Tuesday, February 16, 2010
Best ever on pets lost and found and Katrina
As Hurricane Katrina bore down on New Orleans, the mayor issued a last-minute order for everyone to evacuate. In the clamor to get out of the city, many pet owners left their animals with food and water, fully intending to return in a few days. People without the means to leave the city on their own were forced onto busses and barred from bringing the furriest family members along.
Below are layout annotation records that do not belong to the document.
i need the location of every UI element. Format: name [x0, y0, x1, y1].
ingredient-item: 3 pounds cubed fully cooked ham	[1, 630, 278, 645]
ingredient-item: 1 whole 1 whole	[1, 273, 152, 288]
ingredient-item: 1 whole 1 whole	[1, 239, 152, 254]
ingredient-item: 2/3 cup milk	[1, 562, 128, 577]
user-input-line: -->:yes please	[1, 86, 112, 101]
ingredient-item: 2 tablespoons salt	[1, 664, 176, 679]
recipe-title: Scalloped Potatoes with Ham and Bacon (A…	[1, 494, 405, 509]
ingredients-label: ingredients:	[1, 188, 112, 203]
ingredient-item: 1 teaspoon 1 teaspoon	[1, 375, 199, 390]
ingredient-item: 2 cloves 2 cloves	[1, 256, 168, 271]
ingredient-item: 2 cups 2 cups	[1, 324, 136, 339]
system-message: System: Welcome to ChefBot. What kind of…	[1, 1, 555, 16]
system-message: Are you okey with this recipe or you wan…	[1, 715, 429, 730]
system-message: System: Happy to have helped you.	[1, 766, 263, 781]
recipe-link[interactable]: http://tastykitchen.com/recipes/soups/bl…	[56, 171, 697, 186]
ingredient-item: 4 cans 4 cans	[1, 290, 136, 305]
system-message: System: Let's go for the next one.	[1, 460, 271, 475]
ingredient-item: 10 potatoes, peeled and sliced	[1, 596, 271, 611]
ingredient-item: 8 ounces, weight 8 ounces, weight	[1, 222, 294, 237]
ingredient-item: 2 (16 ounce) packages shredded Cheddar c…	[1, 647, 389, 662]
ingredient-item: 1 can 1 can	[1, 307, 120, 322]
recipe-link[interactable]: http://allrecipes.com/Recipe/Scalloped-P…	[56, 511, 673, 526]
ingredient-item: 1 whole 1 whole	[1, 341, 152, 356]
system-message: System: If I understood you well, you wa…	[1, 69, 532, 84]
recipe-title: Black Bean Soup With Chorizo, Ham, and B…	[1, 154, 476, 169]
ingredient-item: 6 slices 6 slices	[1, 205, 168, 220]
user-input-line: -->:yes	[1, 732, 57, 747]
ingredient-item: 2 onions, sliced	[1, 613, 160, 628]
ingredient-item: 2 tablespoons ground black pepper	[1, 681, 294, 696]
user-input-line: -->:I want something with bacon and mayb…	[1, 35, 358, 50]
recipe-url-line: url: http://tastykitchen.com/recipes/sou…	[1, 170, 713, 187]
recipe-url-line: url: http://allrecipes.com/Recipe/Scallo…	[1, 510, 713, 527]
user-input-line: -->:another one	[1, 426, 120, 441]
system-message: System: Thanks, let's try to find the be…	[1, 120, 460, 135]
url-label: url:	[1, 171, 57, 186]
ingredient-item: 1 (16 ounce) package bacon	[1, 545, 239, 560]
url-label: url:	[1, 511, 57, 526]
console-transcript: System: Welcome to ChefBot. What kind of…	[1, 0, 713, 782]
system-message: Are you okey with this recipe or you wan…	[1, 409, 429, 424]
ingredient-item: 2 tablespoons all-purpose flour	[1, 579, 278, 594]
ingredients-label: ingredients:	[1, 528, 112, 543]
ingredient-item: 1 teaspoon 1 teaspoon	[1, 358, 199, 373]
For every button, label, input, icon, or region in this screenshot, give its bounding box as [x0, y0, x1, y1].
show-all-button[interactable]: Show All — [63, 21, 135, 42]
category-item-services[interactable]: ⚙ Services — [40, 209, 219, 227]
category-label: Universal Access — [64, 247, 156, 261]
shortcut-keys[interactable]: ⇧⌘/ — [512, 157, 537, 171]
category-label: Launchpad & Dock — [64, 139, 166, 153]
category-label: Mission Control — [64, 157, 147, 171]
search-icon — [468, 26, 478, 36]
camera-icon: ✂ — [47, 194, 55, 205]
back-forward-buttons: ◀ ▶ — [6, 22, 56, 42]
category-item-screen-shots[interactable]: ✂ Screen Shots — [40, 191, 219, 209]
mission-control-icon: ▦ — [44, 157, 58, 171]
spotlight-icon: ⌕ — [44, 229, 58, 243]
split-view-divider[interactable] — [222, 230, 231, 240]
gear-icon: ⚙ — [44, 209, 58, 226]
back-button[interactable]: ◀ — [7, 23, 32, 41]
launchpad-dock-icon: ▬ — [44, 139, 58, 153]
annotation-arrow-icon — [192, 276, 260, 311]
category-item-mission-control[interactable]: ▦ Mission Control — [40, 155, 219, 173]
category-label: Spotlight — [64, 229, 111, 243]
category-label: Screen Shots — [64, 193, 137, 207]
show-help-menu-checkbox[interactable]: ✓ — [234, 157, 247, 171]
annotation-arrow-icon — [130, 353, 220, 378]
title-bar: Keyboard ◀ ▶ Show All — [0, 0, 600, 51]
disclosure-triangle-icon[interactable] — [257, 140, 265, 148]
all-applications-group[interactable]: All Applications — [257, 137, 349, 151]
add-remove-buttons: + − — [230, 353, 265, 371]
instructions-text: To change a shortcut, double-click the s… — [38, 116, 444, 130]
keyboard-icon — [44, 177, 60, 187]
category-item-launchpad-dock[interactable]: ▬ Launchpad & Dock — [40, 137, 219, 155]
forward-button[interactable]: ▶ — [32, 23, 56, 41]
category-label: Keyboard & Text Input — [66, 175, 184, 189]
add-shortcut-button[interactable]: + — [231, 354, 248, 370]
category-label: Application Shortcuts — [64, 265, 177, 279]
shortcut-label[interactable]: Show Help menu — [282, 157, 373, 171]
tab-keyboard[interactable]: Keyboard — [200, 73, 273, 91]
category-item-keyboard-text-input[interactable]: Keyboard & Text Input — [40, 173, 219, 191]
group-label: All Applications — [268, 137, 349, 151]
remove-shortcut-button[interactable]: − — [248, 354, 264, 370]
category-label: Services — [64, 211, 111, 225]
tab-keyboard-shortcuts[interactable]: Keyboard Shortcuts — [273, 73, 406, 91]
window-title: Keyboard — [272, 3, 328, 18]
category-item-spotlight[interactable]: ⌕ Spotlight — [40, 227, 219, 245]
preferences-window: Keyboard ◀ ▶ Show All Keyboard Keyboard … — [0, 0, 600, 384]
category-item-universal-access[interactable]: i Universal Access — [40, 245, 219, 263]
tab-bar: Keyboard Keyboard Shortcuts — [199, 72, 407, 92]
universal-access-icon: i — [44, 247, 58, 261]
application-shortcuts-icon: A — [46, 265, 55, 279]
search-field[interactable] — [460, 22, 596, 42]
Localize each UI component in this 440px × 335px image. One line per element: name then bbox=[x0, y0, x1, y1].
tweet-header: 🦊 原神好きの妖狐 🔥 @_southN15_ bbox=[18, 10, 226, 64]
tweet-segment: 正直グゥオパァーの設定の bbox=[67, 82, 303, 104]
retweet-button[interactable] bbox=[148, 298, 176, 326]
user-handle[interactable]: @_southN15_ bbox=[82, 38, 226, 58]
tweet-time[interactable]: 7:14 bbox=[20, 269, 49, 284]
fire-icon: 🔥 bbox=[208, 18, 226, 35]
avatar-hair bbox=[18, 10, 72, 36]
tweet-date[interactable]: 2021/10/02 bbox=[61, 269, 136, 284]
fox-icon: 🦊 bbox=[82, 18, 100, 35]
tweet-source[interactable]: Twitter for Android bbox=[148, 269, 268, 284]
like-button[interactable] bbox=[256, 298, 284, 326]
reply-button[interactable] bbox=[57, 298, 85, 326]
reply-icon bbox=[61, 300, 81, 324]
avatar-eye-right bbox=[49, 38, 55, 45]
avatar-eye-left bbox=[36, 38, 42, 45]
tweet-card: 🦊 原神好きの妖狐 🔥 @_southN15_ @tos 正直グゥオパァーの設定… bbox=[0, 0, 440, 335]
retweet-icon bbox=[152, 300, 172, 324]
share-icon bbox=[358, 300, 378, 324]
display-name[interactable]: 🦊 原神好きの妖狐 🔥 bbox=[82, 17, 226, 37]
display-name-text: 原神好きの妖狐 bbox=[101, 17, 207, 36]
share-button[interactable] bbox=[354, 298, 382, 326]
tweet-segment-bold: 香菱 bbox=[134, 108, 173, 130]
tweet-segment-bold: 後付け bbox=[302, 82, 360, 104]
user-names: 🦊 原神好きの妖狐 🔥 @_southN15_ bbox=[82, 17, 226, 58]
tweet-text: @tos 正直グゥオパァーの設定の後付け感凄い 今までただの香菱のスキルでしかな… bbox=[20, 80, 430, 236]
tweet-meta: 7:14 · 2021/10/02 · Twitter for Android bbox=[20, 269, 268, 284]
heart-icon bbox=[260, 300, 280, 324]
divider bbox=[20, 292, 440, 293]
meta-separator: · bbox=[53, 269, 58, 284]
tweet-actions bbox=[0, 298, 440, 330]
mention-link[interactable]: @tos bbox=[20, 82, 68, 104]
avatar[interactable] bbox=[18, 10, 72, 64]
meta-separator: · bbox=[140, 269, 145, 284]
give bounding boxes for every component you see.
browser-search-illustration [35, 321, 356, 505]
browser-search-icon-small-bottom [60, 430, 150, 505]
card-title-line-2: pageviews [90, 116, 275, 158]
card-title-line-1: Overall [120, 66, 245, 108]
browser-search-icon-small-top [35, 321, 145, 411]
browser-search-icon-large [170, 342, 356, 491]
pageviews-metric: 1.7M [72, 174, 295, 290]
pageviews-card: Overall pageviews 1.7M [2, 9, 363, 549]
The result was that tens of thousands of domesticated pets were left in a devastated city. Those that survived the storm and the floods faced grim odds of surviving the heat without fresh water or enough food to last the weeks or months before their owners were permitted back into the city to rescue them. MINE follows some of the hundreds of volunteers who mobilized in the hours and days after the storm, entering the city and capturing as many stranded pets as they could find. These volunteers often provided life-saving medical care to the injured, dehydrated, and hungry animals. Massive temporary animal shelters sprung up in the suburbs of New Orleans, where the lucky pets who survived waited to be reunited with their owners or adopted out.
It would not be easy or quick, or without ethical quandaries and lawsuits. MINE tracks the stories of several of the rescued pets, their original owners, and their adopted families, raising questions about what constitutes pet “ownership” and how we regard animals as both family members and property.